Amerykański przywódca poinformował, że w środę dzwonił do Donalda Trumpa z gratulacjami. – Zapewniłem, że cała moja administracja będzie współpracować z jego zespołem, żeby zapewnić pokojowe przekazanie władzy. Na to zasługują Amerykanie – oznajmił.
Biden: Okażę szacunek konstytucji
Joe Biden pochwalił także Kamalę Harris i podziękował jej za zaangażowanie. – Dla niektórych to czas zwycięstwa, dla innych czas porażki – podkreślił prezydent Stanów Zjednoczonych. – Akceptujemy ten wybór. Nie można kochać swojego kraju tylko wtedy, kiedy się wygrywa – zauważył.
– Musimy obniżyć temperaturę sporu politycznego. Mam nadzieję, że możemy pozbyć się wątpliwości dotyczących amerykańskiego systemu wyborczego. Jest uczciwy, sprawiedliwy i transparentny. Możemy mu ufać, gdy przegrywamy – zaznaczył. – Wypełnię swój obowiązek jako prezydent. Okażę szacunek konstytucji. 20 stycznia dojdzie do pokojowego przekazania władzy – zapewnił.
Harris po przegranych wyborach
Wiceprezydent USA Kamala Harris, która przegrała walkę o prezydenturę z Donaldem Trumpem, wygłosiła w środę przemówienie na Uniwersytecie Howarda. Zobowiązała się do pokojowego przekazania władzy po wyborach. – Jestem niezwykle dumna z tego wyścigu i tego, w jaki sposób braliśmy udział w tych wyborach. Nasza kampania trwała 107 dni i w tym czasie bardzo jasno mówiliśmy o tym, by łączyć ludzi zjednoczonych miłością do kraju – powiedziała przedstawicielka Demokratów.
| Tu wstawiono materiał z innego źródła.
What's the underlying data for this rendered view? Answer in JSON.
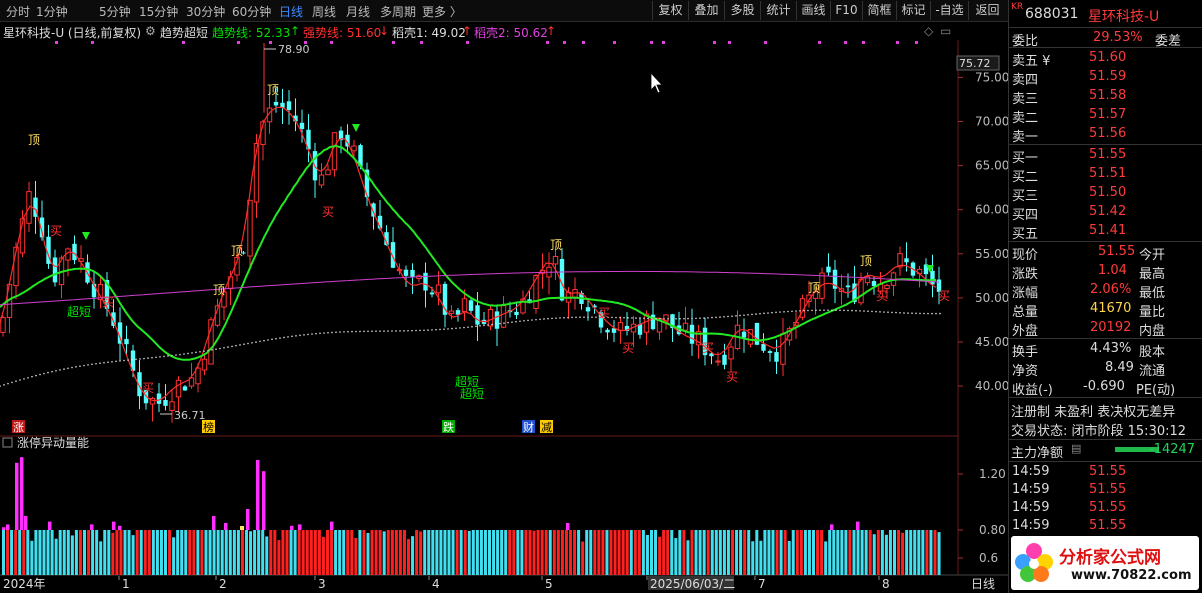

– Musimy zaakceptować wyniki tych wyborów. Rozmawiałam z prezydentem-elektem Trumpem, pogratulowałam mu zwycięstwa, powiedziałam też, że pomożemy jemu i jego zespołowi w przejęciu władzy i będziemy uczestniczyć w pokojowym przekazaniu władzy – oświadczyła Harris.